Prove the set $K = \{\frac{1}{n} \mid n\in \mathbb{N}\}\cup \{0\}$ is compact.
I have tried to write a proof for this fact. Please critique it.
Proof.
Let $\mathcal{G} = \{G_\alpha \mid \alpha \in A\}$ be any open cover for $K$. Since $\mathcal{G}$ is an open cover, we have $K\subseteq \bigcup_{\alpha\in A}{G_\alpha}$. Hence, $0\in K$ implies that there exists some $G_0 \in \mathcal{G}$ such that $0\in G_0$. Since $G_0$ is open, there exists $r>0$ such that $B_r(0) \subseteq G_0$. We know from previous results that $\frac{1}{n} \to 0$. Hence, $B_r(0)$ contains all but finitely many terms of $\frac{1}{n}$ and consequently, $G_0$ contains all but finitely many of these points.
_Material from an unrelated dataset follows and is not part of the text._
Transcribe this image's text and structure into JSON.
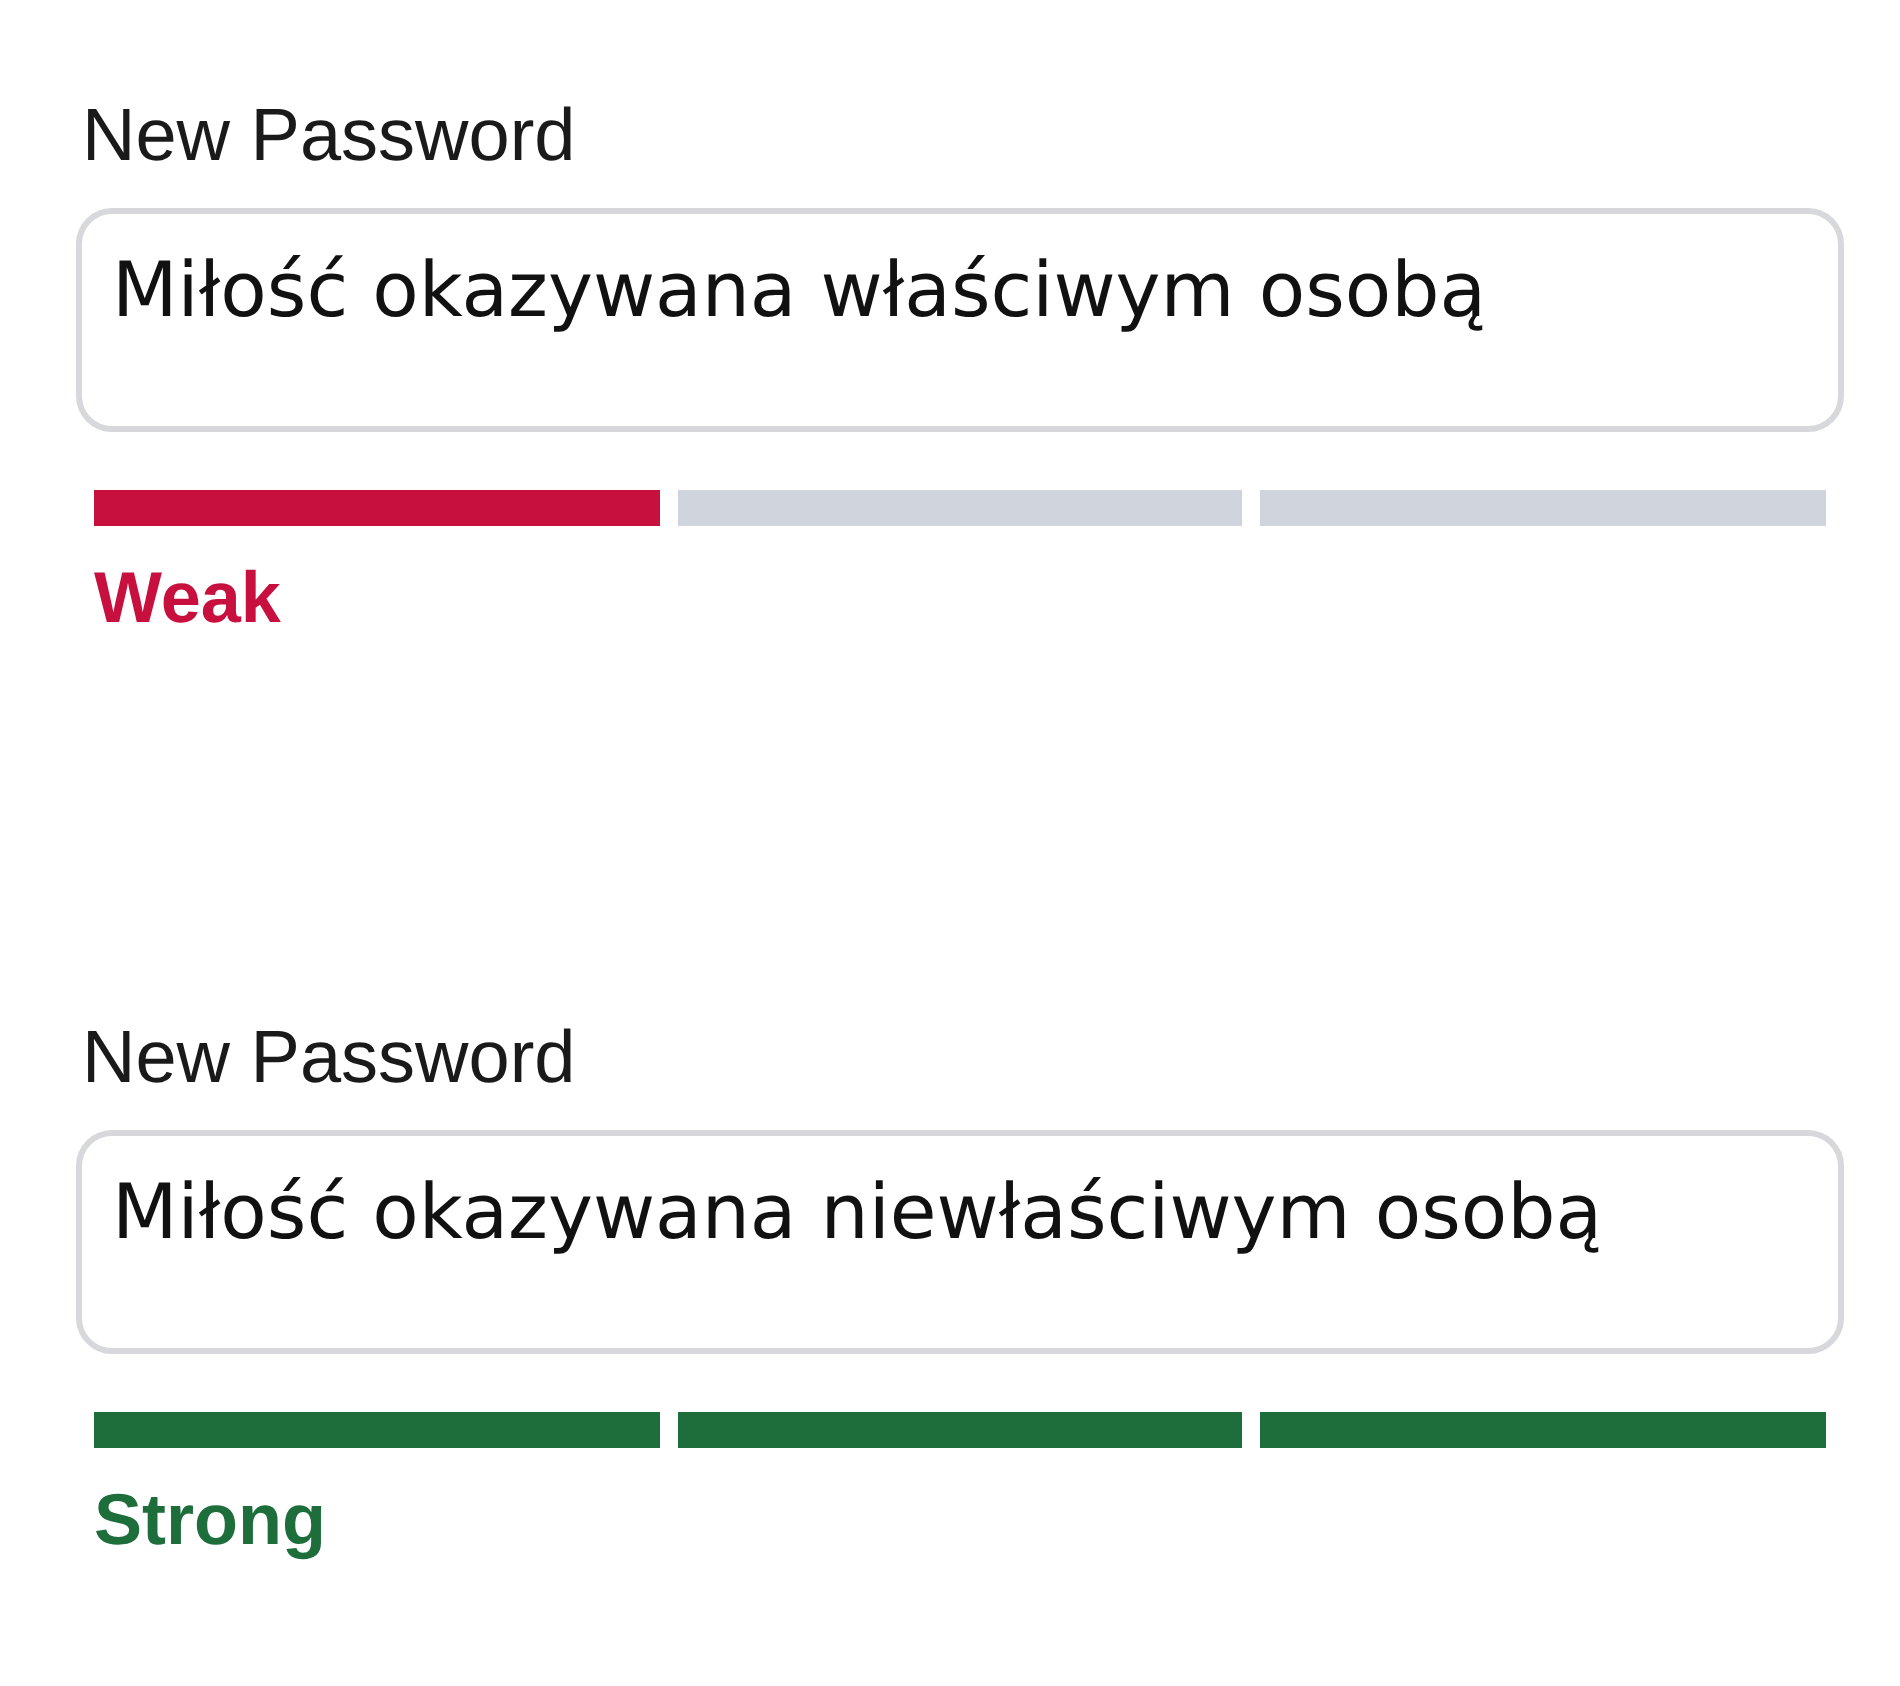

Let $N$ be such that $\frac{1}{n} \in G_0$ for all $n\geq N$. Then for each point $1,\frac{1}{2},\dots,\frac{1}{N-1}$ we can choose a corresponding open set $G_1,G_2,\dots,G_{N-1} \in \mathcal{G}$ that contains each point. Hence, $\{G_0,G_1,G_2,\dots\,G_{N-1}\}$ is a finite subcover for $K$.